Мать и раньше-то, в молодости, была не слишком хороша – щеки пухлые, глаза небольшие, нос пуговкой, с возрастом же она расплылась, тело стало дряблым, щеки и вовсе лезли на глаза.
Алена теперь и сама видела, что она очень похожа на отца. Его тонкие брови, твердо очерченные скулы, упрямый рот. И характер такой же упрямый, утверждала мать. После инцидента с мясорубкой Алена с ней не спорила, они вообще мало разговаривали.
После девятого класса мать сказала ей твердо: хватит с меня твоей школы, ничему путному ты там не выучишься, больно здоровая на моей шее сидеть.

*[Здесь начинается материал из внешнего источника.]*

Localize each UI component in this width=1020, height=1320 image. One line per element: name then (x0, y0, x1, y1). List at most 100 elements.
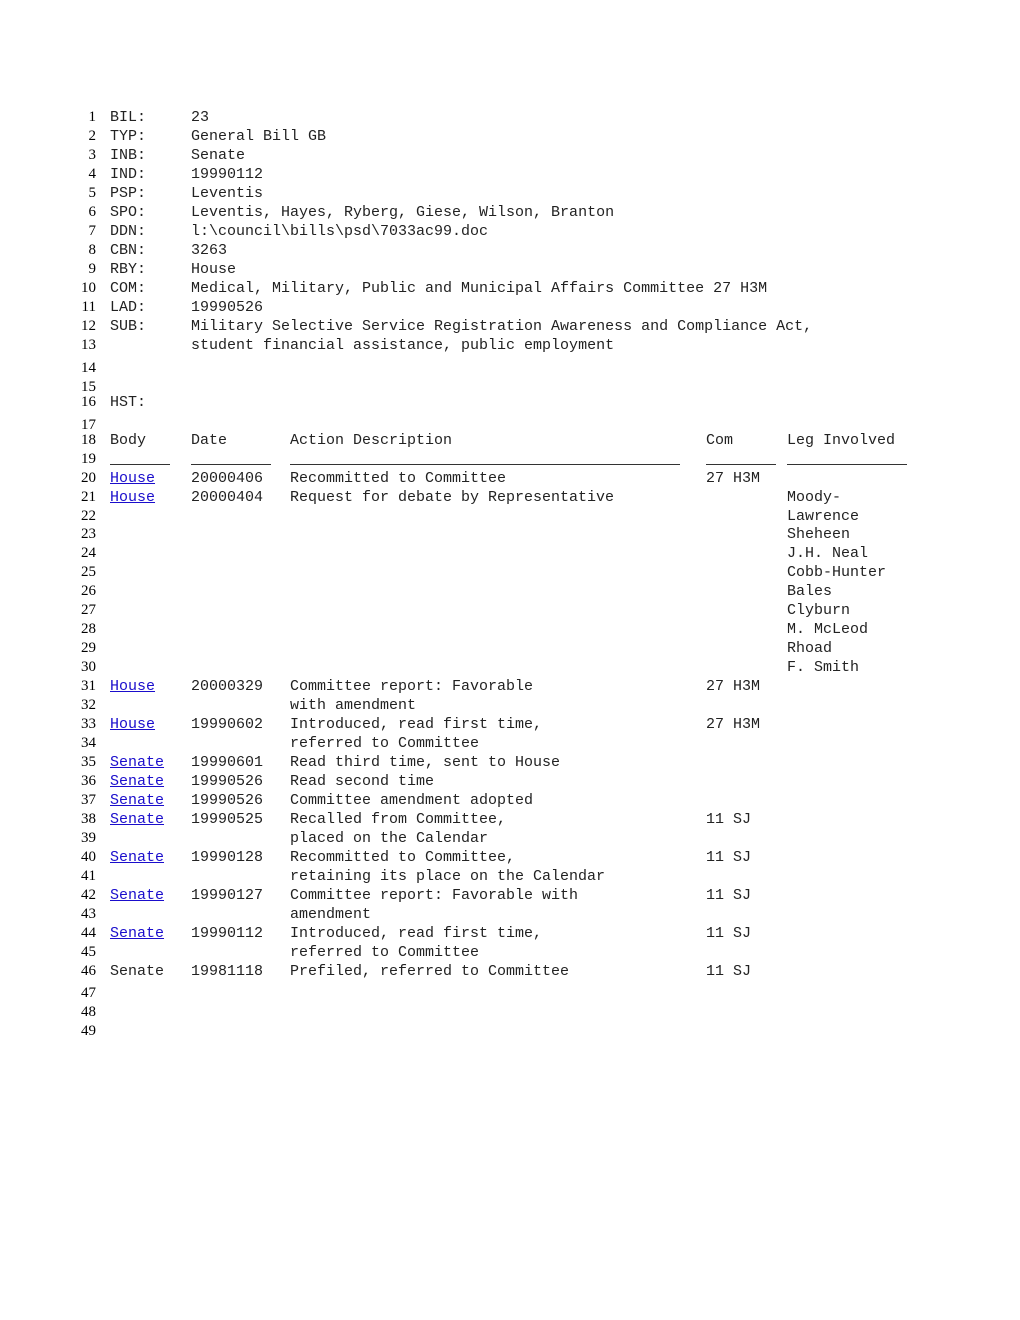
line-number: 8 (88, 242, 97, 258)
action-description: with amendment (290, 697, 417, 714)
body-link-senate[interactable]: Senate (110, 772, 164, 791)
legislator-involved: Cobb-Hunter (787, 564, 887, 581)
line-number: 49 (81, 1023, 96, 1039)
action-description: retaining its place on the Calendar (290, 868, 606, 885)
body-link-house[interactable]: House (110, 469, 155, 488)
committee-value: 11 SJ (706, 849, 752, 866)
action-description: Recommitted to Committee, (290, 849, 516, 866)
action-description: Recalled from Committee, (290, 811, 507, 828)
field-key: TYP: (110, 128, 147, 145)
body-link-senate[interactable]: Senate (110, 810, 164, 829)
body-link-senate[interactable]: Senate (110, 848, 164, 867)
body-link-senate[interactable]: Senate (110, 924, 164, 943)
action-description: referred to Committee (290, 735, 480, 752)
document-line: 16 HST: (0, 393, 1020, 412)
line-number: 6 (88, 204, 97, 220)
legislator-involved: Moody- (787, 489, 842, 506)
line-number: 28 (81, 621, 96, 637)
document-line: 49 (0, 1022, 1020, 1041)
date-value: 19990128 (191, 849, 264, 866)
legislator-involved: M. McLeod (787, 621, 869, 638)
line-number: 3 (88, 147, 97, 163)
field-value: Senate (191, 147, 246, 164)
line-number: 26 (81, 583, 96, 599)
line-number: 21 (81, 489, 96, 505)
field-key: DDN: (110, 223, 147, 240)
document-line: 26 Bales (0, 582, 1020, 601)
column-header-body: Body (110, 432, 147, 449)
field-key: BIL: (110, 109, 147, 126)
field-key: SUB: (110, 318, 147, 335)
committee-value: 11 SJ (706, 963, 752, 980)
date-value: 19990526 (191, 792, 264, 809)
action-description: amendment (290, 906, 372, 923)
line-number: 7 (88, 223, 97, 239)
column-header-action: Action Description (290, 432, 453, 449)
body-link-house[interactable]: House (110, 488, 155, 507)
table-row: 46 Senate 19981118 11 SJ Prefiled, referred … (0, 962, 1020, 981)
document-line: 47 (0, 984, 1020, 1003)
table-row: 35 Senate 19990601 Read third time, sent to… (0, 753, 1020, 772)
line-number: 42 (81, 887, 96, 903)
legislator-involved: Lawrence (787, 508, 860, 525)
line-number: 37 (81, 792, 96, 808)
date-value: 19981118 (191, 963, 264, 980)
document-line: 6 SPO: Leventis, Hayes, Ryberg, Giese, Wil… (0, 203, 1020, 222)
field-value: 23 (191, 109, 210, 126)
document-line: 34 referred to Committee (0, 734, 1020, 753)
committee-value: 27 H3M (706, 678, 761, 695)
document-line: 12 SUB: Military Selective Service Registr… (0, 317, 1020, 336)
committee-value: 27 H3M (706, 716, 761, 733)
body-link-senate[interactable]: Senate (110, 791, 164, 810)
line-number: 35 (81, 754, 96, 770)
committee-value: 11 SJ (706, 811, 752, 828)
document-line: 7 DDN: l:\council\bills\psd\7033ac99.doc (0, 222, 1020, 241)
line-number: 30 (81, 659, 96, 675)
field-value: student financial assistance, public emp… (191, 337, 615, 354)
date-value: 19990127 (191, 887, 264, 904)
line-number: 12 (81, 318, 96, 334)
table-row: 38 Senate 19990525 11 SJ Recalled from Commi… (0, 810, 1020, 829)
line-number: 27 (81, 602, 96, 618)
document-line: 11 LAD: 19990526 (0, 298, 1020, 317)
date-value: 19990601 (191, 754, 264, 771)
document-line: 4 IND: 19990112 (0, 165, 1020, 184)
committee-value: 11 SJ (706, 925, 752, 942)
field-value: l:\council\bills\psd\7033ac99.doc (191, 223, 489, 240)
document-line: 24 J.H. Neal (0, 544, 1020, 563)
date-value: 20000406 (191, 470, 264, 487)
document-line: 25 Cobb-Hunter (0, 563, 1020, 582)
line-number: 36 (81, 773, 96, 789)
column-separator (706, 464, 776, 465)
table-row: 36 Senate 19990526 Read second time (0, 772, 1020, 791)
line-number: 23 (81, 526, 96, 542)
table-row: 21 House 20000404 Request for debate by Rep… (0, 488, 1020, 507)
action-description: Prefiled, referred to Committee (290, 963, 570, 980)
history-label: HST: (110, 394, 147, 411)
document-line: 10 COM: Medical, Military, Public and Muni… (0, 279, 1020, 298)
body-link-senate[interactable]: Senate (110, 886, 164, 905)
line-number: 39 (81, 830, 96, 846)
table-row: 20 House 20000406 27 H3M Recommitted to Comm… (0, 469, 1020, 488)
line-number: 18 (81, 432, 96, 448)
line-number: 1 (88, 109, 97, 125)
line-number: 25 (81, 564, 96, 580)
table-row: 37 Senate 19990526 Committee amendment adop… (0, 791, 1020, 810)
body-link-senate[interactable]: Senate (110, 753, 164, 772)
document-line: 22 Lawrence (0, 507, 1020, 526)
action-description: Request for debate by Representative (290, 489, 615, 506)
column-separator (110, 464, 170, 465)
document-line: 2 TYP: General Bill GB (0, 127, 1020, 146)
legislator-involved: Bales (787, 583, 833, 600)
bill-history-document: 1 BIL: 23 2 TYP: General Bill GB 3 INB: Senate 4 I… (0, 0, 1020, 1320)
body-link-house[interactable]: House (110, 677, 155, 696)
line-number: 20 (81, 470, 96, 486)
column-header-date: Date (191, 432, 228, 449)
document-line: 29 Rhoad (0, 639, 1020, 658)
date-value: 19990112 (191, 925, 264, 942)
line-number: 16 (81, 394, 96, 410)
body-value: Senate (110, 963, 165, 980)
body-link-house[interactable]: House (110, 715, 155, 734)
date-value: 20000329 (191, 678, 264, 695)
date-value: 19990526 (191, 773, 264, 790)
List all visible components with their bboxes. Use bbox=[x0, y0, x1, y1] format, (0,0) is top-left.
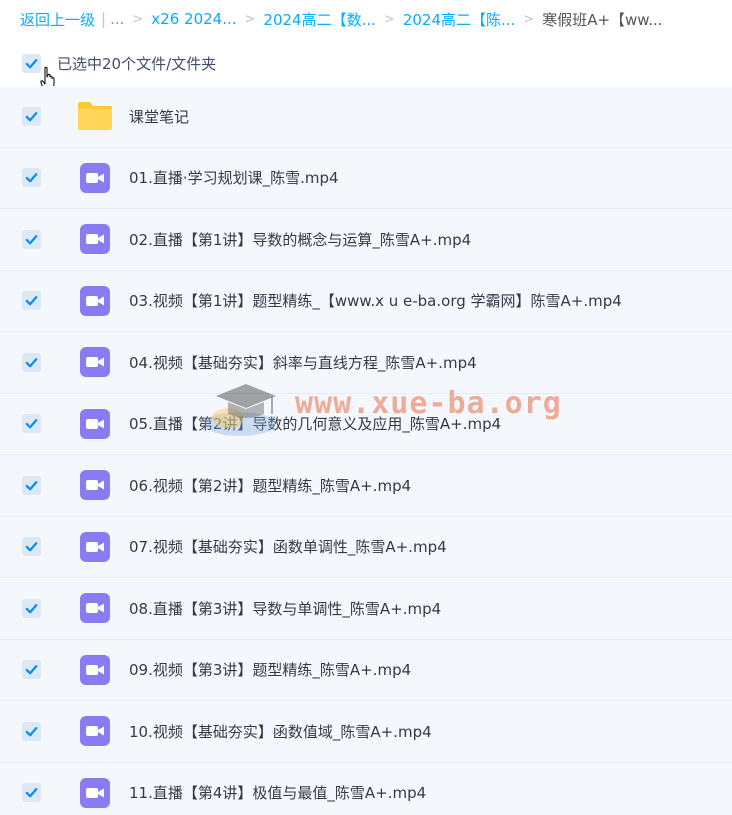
file-name[interactable]: 02.直播【第1讲】导数的概念与运算_陈雪A+.mp4 bbox=[129, 229, 471, 250]
file-name[interactable]: 03.视频【第1讲】题型精练_【www.x u e-ba.org 学霸网】陈雪A… bbox=[129, 290, 622, 311]
list-item[interactable]: 08.直播【第3讲】导数与单调性_陈雪A+.mp4 bbox=[0, 578, 732, 640]
breadcrumb-separator-icon: > bbox=[523, 11, 535, 27]
file-name[interactable]: 07.视频【基础夯实】函数单调性_陈雪A+.mp4 bbox=[129, 536, 447, 557]
breadcrumb-current: 寒假班A+【ww... bbox=[542, 10, 663, 29]
checkmark-icon bbox=[25, 58, 38, 68]
breadcrumb-separator-icon: > bbox=[244, 11, 256, 27]
checkmark-icon bbox=[25, 173, 38, 183]
row-checkbox[interactable] bbox=[22, 414, 41, 434]
list-item[interactable]: 02.直播【第1讲】导数的概念与运算_陈雪A+.mp4 bbox=[0, 209, 732, 271]
checkmark-icon bbox=[25, 357, 38, 368]
checkmark-icon bbox=[25, 603, 38, 614]
checkmark-icon bbox=[25, 419, 38, 429]
row-checkbox[interactable] bbox=[22, 229, 41, 249]
row-checkbox[interactable] bbox=[22, 168, 41, 188]
breadcrumb-divider: | bbox=[101, 10, 107, 28]
file-name[interactable]: 06.视频【第2讲】题型精练_陈雪A+.mp4 bbox=[129, 475, 411, 496]
selection-bar: 已选中20个文件/文件夹 bbox=[0, 42, 732, 84]
list-item[interactable]: 04.视频【基础夯实】斜率与直线方程_陈雪A+.mp4 bbox=[0, 332, 732, 394]
selection-count-label: 已选中20个文件/文件夹 bbox=[57, 54, 217, 73]
video-camera-icon bbox=[86, 726, 104, 737]
checkmark-icon bbox=[25, 542, 38, 552]
video-camera-icon bbox=[86, 603, 104, 614]
video-camera-icon bbox=[86, 357, 104, 368]
breadcrumb-ellipsis[interactable]: ... bbox=[110, 10, 124, 28]
video-file-icon bbox=[76, 343, 114, 381]
breadcrumb-separator-icon: > bbox=[383, 11, 395, 27]
list-item[interactable]: 07.视频【基础夯实】函数单调性_陈雪A+.mp4 bbox=[0, 516, 732, 578]
checkmark-icon bbox=[25, 234, 38, 245]
row-checkbox[interactable] bbox=[22, 475, 41, 495]
row-checkbox[interactable] bbox=[22, 598, 41, 618]
breadcrumb-separator-icon: > bbox=[132, 11, 144, 27]
row-checkbox[interactable] bbox=[22, 721, 41, 741]
video-camera-icon bbox=[86, 418, 104, 429]
folder-icon bbox=[76, 97, 114, 135]
checkmark-icon bbox=[25, 111, 38, 122]
video-camera-icon bbox=[86, 234, 104, 245]
file-list: 课堂笔记 01.直播·学习规划课_陈雪.mp4 02.直播【第1讲】导数的概念与… bbox=[0, 86, 732, 815]
row-checkbox[interactable] bbox=[22, 537, 41, 557]
file-name[interactable]: 课堂笔记 bbox=[129, 106, 189, 127]
file-name[interactable]: 05.直播【第2讲】导数的几何意义及应用_陈雪A+.mp4 bbox=[129, 413, 501, 434]
row-checkbox[interactable] bbox=[22, 352, 41, 372]
breadcrumb-item-1[interactable]: x26 2024... bbox=[151, 10, 236, 28]
list-item[interactable]: 06.视频【第2讲】题型精练_陈雪A+.mp4 bbox=[0, 455, 732, 517]
breadcrumb-item-3[interactable]: 2024高二【陈... bbox=[403, 9, 515, 30]
list-item[interactable]: 课堂笔记 bbox=[0, 86, 732, 148]
checkmark-icon bbox=[25, 788, 38, 798]
select-all-checkbox[interactable] bbox=[22, 53, 41, 73]
list-item[interactable]: 05.直播【第2讲】导数的几何意义及应用_陈雪A+.mp4 bbox=[0, 393, 732, 455]
file-name[interactable]: 11.直播【第4讲】极值与最值_陈雪A+.mp4 bbox=[129, 782, 426, 803]
checkmark-icon bbox=[25, 726, 38, 737]
video-camera-icon bbox=[86, 172, 104, 183]
row-checkbox[interactable] bbox=[22, 783, 41, 803]
video-file-icon bbox=[76, 159, 114, 197]
list-item[interactable]: 03.视频【第1讲】题型精练_【www.x u e-ba.org 学霸网】陈雪A… bbox=[0, 270, 732, 332]
video-file-icon bbox=[76, 774, 114, 812]
file-name[interactable]: 04.视频【基础夯实】斜率与直线方程_陈雪A+.mp4 bbox=[129, 352, 477, 373]
video-file-icon bbox=[76, 405, 114, 443]
list-item[interactable]: 09.视频【第3讲】题型精练_陈雪A+.mp4 bbox=[0, 639, 732, 701]
video-camera-icon bbox=[86, 541, 104, 552]
video-file-icon bbox=[76, 589, 114, 627]
back-link[interactable]: 返回上一级 bbox=[20, 9, 95, 30]
video-file-icon bbox=[76, 651, 114, 689]
list-item[interactable]: 11.直播【第4讲】极值与最值_陈雪A+.mp4 bbox=[0, 762, 732, 815]
checkmark-icon bbox=[25, 665, 38, 675]
video-file-icon bbox=[76, 712, 114, 750]
row-checkbox[interactable] bbox=[22, 291, 41, 311]
list-item[interactable]: 01.直播·学习规划课_陈雪.mp4 bbox=[0, 147, 732, 209]
video-camera-icon bbox=[86, 480, 104, 491]
video-file-icon bbox=[76, 466, 114, 504]
file-name[interactable]: 01.直播·学习规划课_陈雪.mp4 bbox=[129, 167, 339, 188]
checkmark-icon bbox=[25, 480, 38, 491]
file-name[interactable]: 09.视频【第3讲】题型精练_陈雪A+.mp4 bbox=[129, 659, 411, 680]
file-name[interactable]: 10.视频【基础夯实】函数值域_陈雪A+.mp4 bbox=[129, 721, 432, 742]
breadcrumb-item-2[interactable]: 2024高二【数... bbox=[263, 9, 375, 30]
breadcrumb: 返回上一级 | ... > x26 2024... > 2024高二【数... … bbox=[0, 0, 732, 38]
video-file-icon bbox=[76, 220, 114, 258]
file-name[interactable]: 08.直播【第3讲】导数与单调性_陈雪A+.mp4 bbox=[129, 598, 441, 619]
video-file-icon bbox=[76, 282, 114, 320]
list-item[interactable]: 10.视频【基础夯实】函数值域_陈雪A+.mp4 bbox=[0, 701, 732, 763]
checkmark-icon bbox=[25, 296, 38, 306]
row-checkbox[interactable] bbox=[22, 106, 41, 126]
video-file-icon bbox=[76, 528, 114, 566]
video-camera-icon bbox=[86, 664, 104, 675]
video-camera-icon bbox=[86, 295, 104, 306]
row-checkbox[interactable] bbox=[22, 660, 41, 680]
video-camera-icon bbox=[86, 787, 104, 798]
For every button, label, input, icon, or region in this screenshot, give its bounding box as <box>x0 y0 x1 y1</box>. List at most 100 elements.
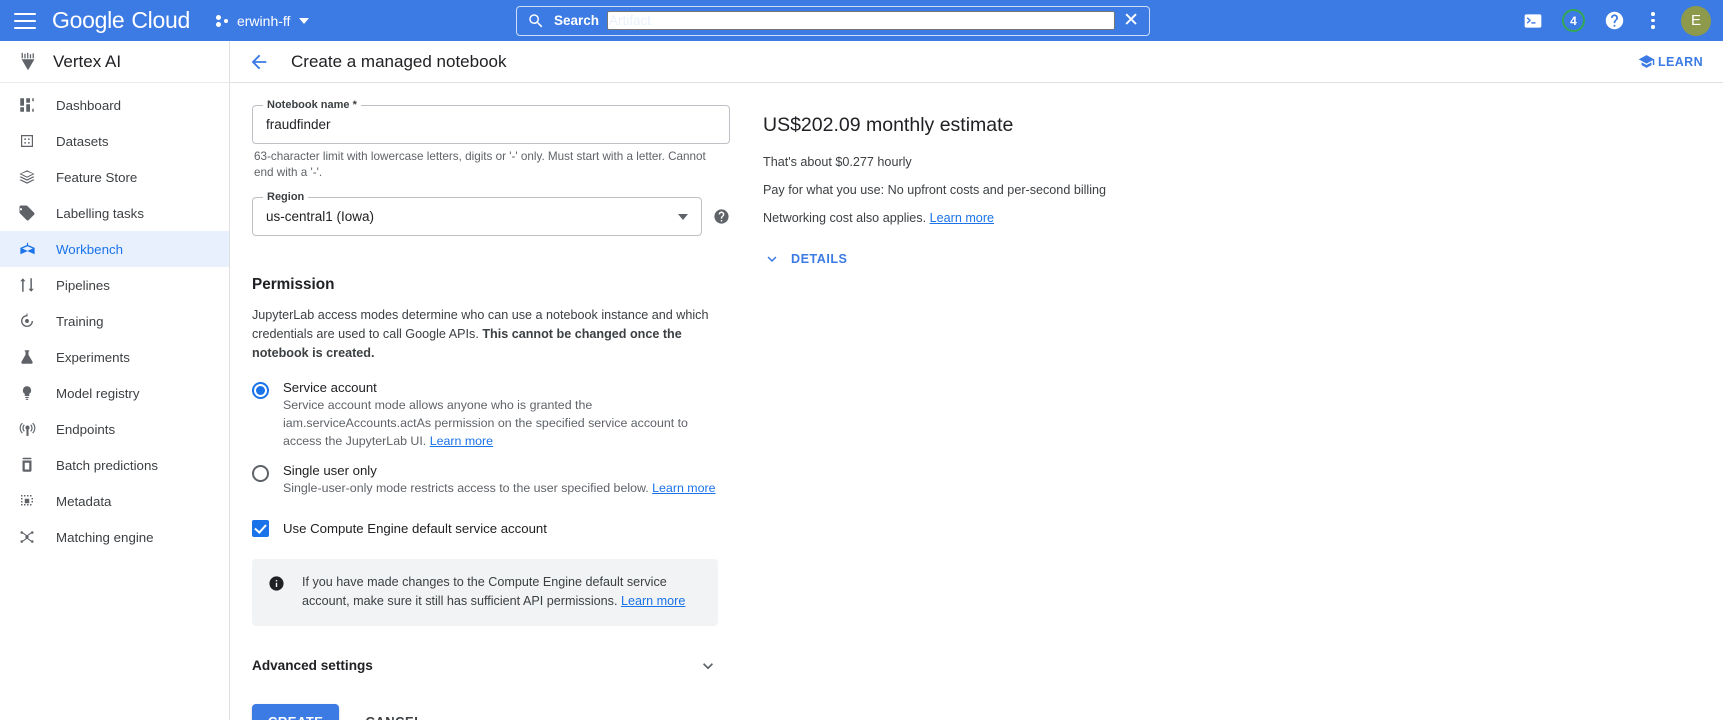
search-input[interactable] <box>607 11 1115 30</box>
sidebar-item-datasets[interactable]: Datasets <box>0 123 229 159</box>
notebook-form: Notebook name * 63-character limit with … <box>230 105 730 720</box>
sidebar-item-label: Training <box>56 314 104 329</box>
feature-store-layers-icon <box>17 167 37 187</box>
matching-engine-nodes-icon <box>17 527 37 547</box>
sidebar-item-feature-store[interactable]: Feature Store <box>0 159 229 195</box>
brand-google: Google <box>52 7 124 34</box>
sidebar-item-batch-predictions[interactable]: Batch predictions <box>0 447 229 483</box>
region-select[interactable]: Region us-central1 (Iowa) <box>252 197 702 236</box>
radio-description-text: Single-user-only mode restricts access t… <box>283 481 652 495</box>
sidebar-item-metadata[interactable]: Metadata <box>0 483 229 519</box>
details-label: DETAILS <box>791 252 847 266</box>
batch-predictions-icon <box>17 455 37 475</box>
learn-button[interactable]: LEARN <box>1638 53 1703 70</box>
sidebar-item-label: Experiments <box>56 350 130 365</box>
sidebar-item-dashboard[interactable]: Dashboard <box>0 87 229 123</box>
info-banner-text: If you have made changes to the Compute … <box>302 573 702 612</box>
learn-more-link[interactable]: Learn more <box>652 481 715 495</box>
advanced-settings-toggle[interactable]: Advanced settings <box>252 656 718 676</box>
radio-single-user-only[interactable] <box>252 465 269 482</box>
model-registry-icon <box>17 383 37 403</box>
radio-description: Service account mode allows anyone who i… <box>283 397 729 451</box>
project-name: erwinh-ff <box>237 13 290 29</box>
project-dots-icon <box>216 14 230 28</box>
use-default-service-account-checkbox[interactable] <box>252 520 269 537</box>
cancel-button[interactable]: CANCEL <box>351 704 436 720</box>
experiments-flask-icon <box>17 347 37 367</box>
sidebar-item-label: Pipelines <box>56 278 110 293</box>
sidebar-item-model-registry[interactable]: Model registry <box>0 375 229 411</box>
pipelines-arrows-icon <box>17 275 37 295</box>
project-selector[interactable]: erwinh-ff <box>216 13 309 29</box>
sidebar-item-label: Dashboard <box>56 98 121 113</box>
global-search-bar[interactable]: Search ✕ <box>516 6 1150 36</box>
topbar-actions: 4 E <box>1522 6 1711 36</box>
cloud-shell-terminal-icon[interactable] <box>1522 10 1544 32</box>
page-header: Create a managed notebook LEARN <box>230 41 1723 83</box>
content-body: Notebook name * 63-character limit with … <box>230 83 1723 720</box>
chevron-down-icon <box>299 18 309 24</box>
learn-more-link[interactable]: Learn more <box>930 211 994 225</box>
sidebar-item-label: Matching engine <box>56 530 154 545</box>
sidebar-item-label: Model registry <box>56 386 140 401</box>
estimate-title: US$202.09 monthly estimate <box>763 114 1723 137</box>
chevron-down-icon <box>698 656 718 676</box>
permission-description: JupyterLab access modes determine who ca… <box>252 306 714 363</box>
training-target-icon <box>17 311 37 331</box>
vertex-ai-icon <box>17 51 39 73</box>
radio-service-account[interactable] <box>252 382 269 399</box>
search-label: Search <box>554 13 599 28</box>
radio-option-service-account[interactable]: Service account Service account mode all… <box>252 380 730 451</box>
default-service-account-row[interactable]: Use Compute Engine default service accou… <box>252 520 730 537</box>
sidebar-item-workbench[interactable]: Workbench <box>0 231 229 267</box>
datasets-grid-icon <box>17 131 37 151</box>
notifications-badge[interactable]: 4 <box>1562 9 1585 32</box>
hamburger-menu-icon[interactable] <box>14 8 40 34</box>
product-title: Vertex AI <box>53 52 121 72</box>
sidebar-item-matching-engine[interactable]: Matching engine <box>0 519 229 555</box>
workbench-icon <box>17 239 37 259</box>
learn-more-link[interactable]: Learn more <box>430 434 493 448</box>
user-avatar[interactable]: E <box>1681 6 1711 36</box>
notebook-name-helper: 63-character limit with lowercase letter… <box>254 149 728 180</box>
sidebar-item-training[interactable]: Training <box>0 303 229 339</box>
radio-text: Service account Service account mode all… <box>283 380 729 451</box>
region-value: us-central1 (Iowa) <box>266 209 678 224</box>
metadata-icon <box>17 491 37 511</box>
google-cloud-logo[interactable]: Google Cloud <box>52 7 190 34</box>
nav-items: Dashboard Datasets Feature Store Labelli… <box>0 83 229 555</box>
form-actions: CREATE CANCEL <box>252 704 730 720</box>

Это была заведомая неправда, поскольку Алена каждое лето не отдыхала, а работала то на почте, то помогала матери в магазине, то мыла посуду в летнем кафе, только там надо было прятаться от милиции.
Училища в городе было два: педагогическое и медицинское. Алена выбрала педагогическое, учителем младших классов она становиться не собиралась, но там готовили еще секретарей-референтов, вдалбливали в головы хорошеньких девушек основы компьютерной грамотности и делопроизводства.
Алена окончила училище на «отлично», устроилась секретарем в небольшую коммерческую фирмочку, каких пооткрывалось в их городе множество, так началась ее самостоятельная жизнь. Хотя на самом деле она началась уже давно, когда отец сказал матери: «Живи как хочешь!» – и ушел из дома, не простившись с десятилетней дочерью.
– Приехали! – ворвался в ее мысли недовольный голос водителя. – Бронницкая!
Вот как, едва ли не полжизни прошло у нее перед глазами всего минут за двадцать.
– Завтра приезжай вовремя, – сказала она, выйдя из машины, – не опаздывай, как сегодня. Пробки не пробки – меньше спать нужно.